再現フレンズ

司法試験系の論文試験の再現答案をあげるよ

明治ロー 2020年度 刑法 再現答案

問題1

【設問1】

1.甲のVの顔面を右手拳で思いっきり殴った行為1に傷害致死罪(205条)が成立しないか。

⑴結果加重犯は加重結果発生する類型的危険が大きい基本犯を強く禁圧する点にあるので、基本犯と加重結果に因果関係があればよい。

⑵甲は男性であり、身長175cm、体重70kgという比較的大柄なので行為1は不法な有形力行使である「暴行」(208条)にあたる。

甲は殴りかかられたのに怒っていたことやその行為態様から故意もある。

⑶Vは殴られて仰向けに転倒し、後頭部をコンクリートの床に強く打ちつけ、その結果、Vは脳挫傷を負って3日後に「死亡」(205条)した。

そのため、構成要件に該当する。

2.しかし、行為1には正当防衛(36条1項)が成立しないか。

⑴Vは後ろから追いかけ殴りかかってきたので、急迫性がある。さらに、Vの殴りかかってきた行為は暴行罪(208条)にあたる「不正の侵害」である。

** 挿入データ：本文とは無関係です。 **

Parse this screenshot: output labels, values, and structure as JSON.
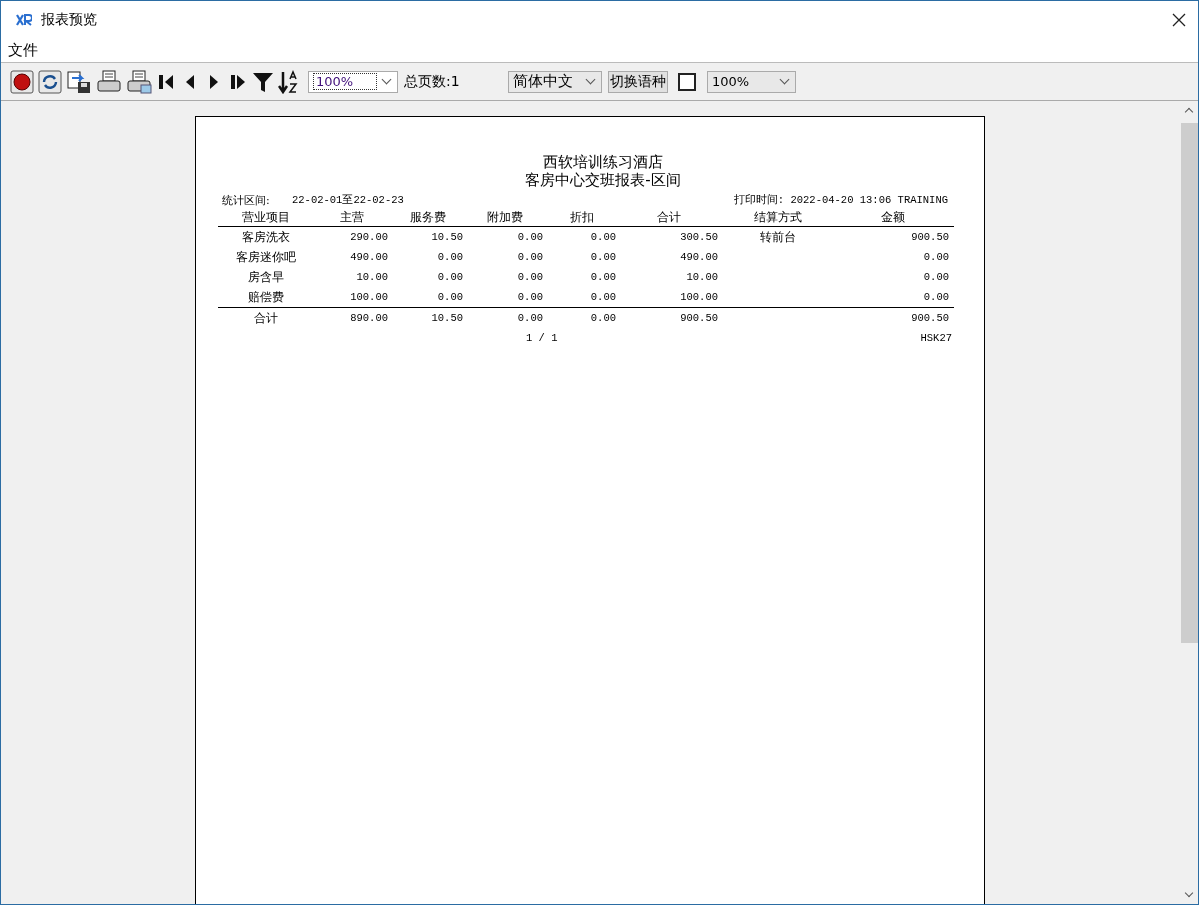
{
  "window": {
    "title": "报表预览"
  },
  "menu": [
    "文件"
  ],
  "toolbar": {
    "zoom": "100%",
    "page_count": "总页数:1",
    "language": "简体中文",
    "switch_language": "切换语种",
    "toggle": {
      "checked": false
    },
    "zoom2": "100%"
  },
  "report": {
    "title": "西软培训练习酒店",
    "subtitle": "客房中心交班报表-区间",
    "period_label": "统计区间:",
    "period": "22-02-01至22-02-23",
    "print_time": "打印时间: 2022-04-20 13:06 TRAINING",
    "columns": [
      "营业项目",
      "主营",
      "服务费",
      "附加费",
      "折扣",
      "合计",
      "结算方式",
      "金额"
    ],
    "rows": [
      {
        "item": "客房洗衣",
        "main": "290.00",
        "service": "10.50",
        "extra": "0.00",
        "discount": "0.00",
        "sum": "300.50",
        "settlement": "转前台",
        "amount": "900.50"
      },
      {
        "item": "客房迷你吧",
        "main": "490.00",
        "service": "0.00",
        "extra": "0.00",
        "discount": "0.00",
        "sum": "490.00",
        "amount": "0.00"
      },
      {
        "item": "房含早",
        "main": "10.00",
        "service": "0.00",
        "extra": "0.00",
        "discount": "0.00",
        "sum": "10.00",
        "amount": "0.00"
      },
      {
        "item": "赔偿费",
        "main": "100.00",
        "service": "0.00",
        "extra": "0.00",
        "discount": "0.00",
        "sum": "100.00",
        "amount": "0.00"
      }
    ],
    "total": {
      "item": "合计",
      "main": "890.00",
      "service": "10.50",
      "extra": "0.00",
      "discount": "0.00",
      "sum": "900.50",
      "amount": "900.50"
    },
    "page": "1 / 1",
    "code": "HSK27"
  }
}
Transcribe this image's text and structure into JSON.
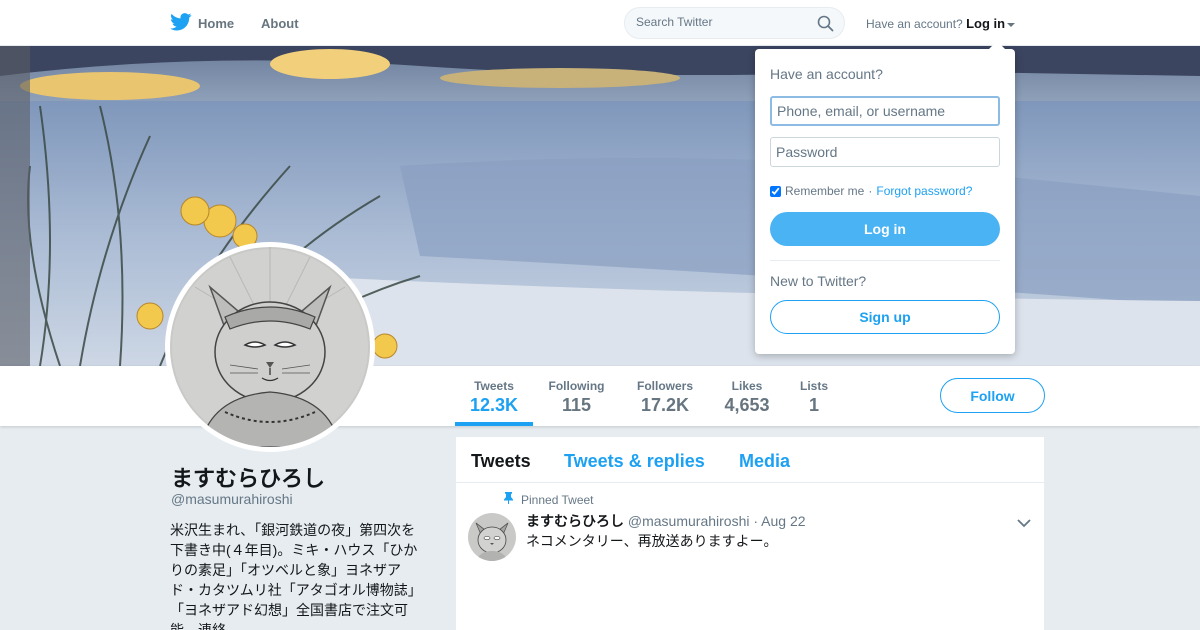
{
  "nav": {
    "home_label": "Home",
    "about_label": "About",
    "search_placeholder": "Search Twitter",
    "account_prompt": "Have an account?",
    "login_label": "Log in"
  },
  "colors": {
    "accent": "#1da1f2",
    "button_fill": "#4ab3f4",
    "page_bg": "#e6ecf0"
  },
  "profile": {
    "name": "ますむらひろし",
    "handle": "@masumurahiroshi",
    "bio_lines": [
      "米沢生まれ、「銀河鉄道の夜」第四次を",
      "下書き中(４年目)。ミキ・ハウス「ひか",
      "りの素足」「オツベルと象」ヨネザア",
      "ド・カタツムリ社「アタゴオル博物誌」",
      "「ヨネザアド幻想」全国書店で注文可",
      "能。連絡"
    ]
  },
  "stats": [
    {
      "label": "Tweets",
      "value": "12.3K"
    },
    {
      "label": "Following",
      "value": "115"
    },
    {
      "label": "Followers",
      "value": "17.2K"
    },
    {
      "label": "Likes",
      "value": "4,653"
    },
    {
      "label": "Lists",
      "value": "1"
    }
  ],
  "follow_label": "Follow",
  "timeline": {
    "tabs": [
      "Tweets",
      "Tweets & replies",
      "Media"
    ],
    "pinned_label": "Pinned Tweet",
    "tweet": {
      "name": "ますむらひろし",
      "handle": "@masumurahiroshi",
      "separator": "·",
      "date": "Aug 22",
      "text": "ネコメンタリー、再放送ありますよー。"
    }
  },
  "login_dropdown": {
    "title": "Have an account?",
    "username_placeholder": "Phone, email, or username",
    "password_placeholder": "Password",
    "remember_label": "Remember me",
    "separator": "·",
    "forgot_label": "Forgot password?",
    "login_button": "Log in",
    "new_prompt": "New to Twitter?",
    "signup_button": "Sign up"
  }
}
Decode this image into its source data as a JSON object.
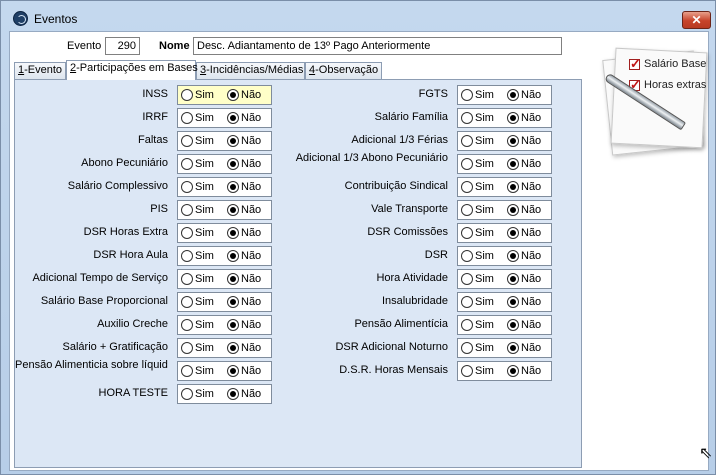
{
  "window": {
    "title": "Eventos",
    "close_glyph": "✕"
  },
  "header": {
    "evento_label": "Evento",
    "evento_value": "290",
    "nome_label": "Nome",
    "nome_value": "Desc.  Adiantamento de 13º Pago Anteriormente"
  },
  "tabs": [
    {
      "key": "1",
      "rest": "-Evento",
      "active": false
    },
    {
      "key": "2",
      "rest": "-Participações em Bases",
      "active": true
    },
    {
      "key": "3",
      "rest": "-Incidências/Médias",
      "active": false
    },
    {
      "key": "4",
      "rest": "-Observação",
      "active": false
    }
  ],
  "options": {
    "sim": "Sim",
    "nao": "Não"
  },
  "left_rows": [
    {
      "label": "INSS",
      "selected": "nao",
      "highlight": true
    },
    {
      "label": "IRRF",
      "selected": "nao"
    },
    {
      "label": "Faltas",
      "selected": "nao"
    },
    {
      "label": "Abono Pecuniário",
      "selected": "nao"
    },
    {
      "label": "Salário Complessivo",
      "selected": "nao"
    },
    {
      "label": "PIS",
      "selected": "nao"
    },
    {
      "label": "DSR Horas Extra",
      "selected": "nao"
    },
    {
      "label": "DSR Hora Aula",
      "selected": "nao"
    },
    {
      "label": "Adicional Tempo de Serviço",
      "selected": "nao"
    },
    {
      "label": "Salário Base Proporcional",
      "selected": "nao"
    },
    {
      "label": "Auxilio Creche",
      "selected": "nao"
    },
    {
      "label": "Salário + Gratificação",
      "selected": "nao"
    },
    {
      "label": "Pensão Alimenticia sobre líquidos",
      "selected": "nao"
    },
    {
      "label": "HORA TESTE",
      "selected": "nao"
    }
  ],
  "right_rows": [
    {
      "label": "FGTS",
      "selected": "nao"
    },
    {
      "label": "Salário Família",
      "selected": "nao"
    },
    {
      "label": "Adicional 1/3 Férias",
      "selected": "nao"
    },
    {
      "label": "Adicional 1/3 Abono Pecuniário",
      "selected": "nao"
    },
    {
      "label": "Contribuição Sindical",
      "selected": "nao"
    },
    {
      "label": "Vale Transporte",
      "selected": "nao"
    },
    {
      "label": "DSR Comissões",
      "selected": "nao"
    },
    {
      "label": "DSR",
      "selected": "nao"
    },
    {
      "label": "Hora Atividade",
      "selected": "nao"
    },
    {
      "label": "Insalubridade",
      "selected": "nao"
    },
    {
      "label": "Pensão Alimentícia",
      "selected": "nao"
    },
    {
      "label": "DSR Adicional Noturno",
      "selected": "nao"
    },
    {
      "label": "D.S.R. Horas Mensais",
      "selected": "nao"
    }
  ],
  "note": {
    "icon": "checklist-note-icon",
    "items": [
      {
        "label": "Salário Base",
        "checked": true
      },
      {
        "label": "Horas extras",
        "checked": true
      }
    ]
  }
}
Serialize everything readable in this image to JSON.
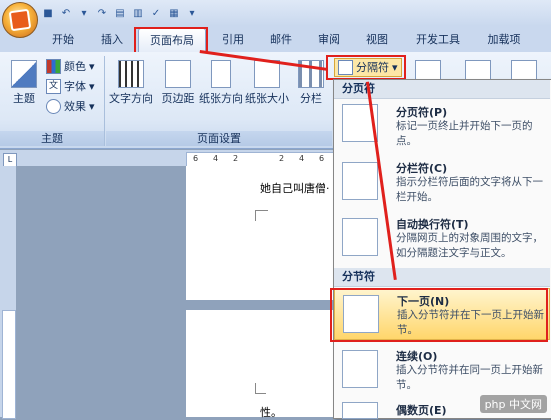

⑵甲は自分の身体という「自己の〜権利」を「防衛するため」に行為1をしたし、Vに怒っていたという併存的意思があっても問題ない。

⑶甲は一度Vの手拳を避けているが、足下がふらつくほど酔っているVはまた暴行してくるかもしれないから行為1は必要である。甲はVが転倒し脳挫傷を起こすほど思いっきり殴っているので相当とはいえないので相当といえす、「やむを得ず」とはいえない。

3.よって、同罪が成立し、刑は過剰防衛として減免される(36条2項)

【設問2】

1.甲の行為1に正当防衛が成立するか。

⑴Vは甲を殴るつもりはなく、店の外にあるトイレに行こうとして甲に通路を開けさせるために右手をあげただけなので、「不正の侵害」がない。

⑵ここで、故意責任の本質は規範に直面したのにあえて行為をしたことに対する非難にある。本件では、甲は正当防衛が成立すると考え、行為1をしたので規範に直面していない。

2.よって、設問1と同様に傷害致死罪が成立し、過剰防衛として刑が減免される。

問題2

1.乙のC所有の絵画をC宅から持ち出し、乙が使用している倉庫に隠した行為1に窃盗罪(235条)が成立しないか。

⑴絵画はCの所有する「他人の財物」であり、行為1はCの意思に反する占有移転であるので、「窃取」の実行行為にあたる。

⑵しかし、行為1に不法領得の意思はあるか。

不法領得の意思とは、①不可罰な使用窃盗や②軽い毀棄隠匿罪を区別するため、①所有者を排除し他人の物を自己の所有物として②その経済的用法に従い利用・処分する意思である。

ア.乙の行為1によりCは絵画を使用できなくなっているので①の意思はある。

イ.乙は、はじめ恨みを抱いているCを困らせる目的で行為1をしたから、経済的用法に従ってないように思えるが、一か月後に返そうとしたのを気が変わって返さないままにしたので②経済的用法に従って処分したとえる。

⑷よって、乙の行為に同罪が成立する。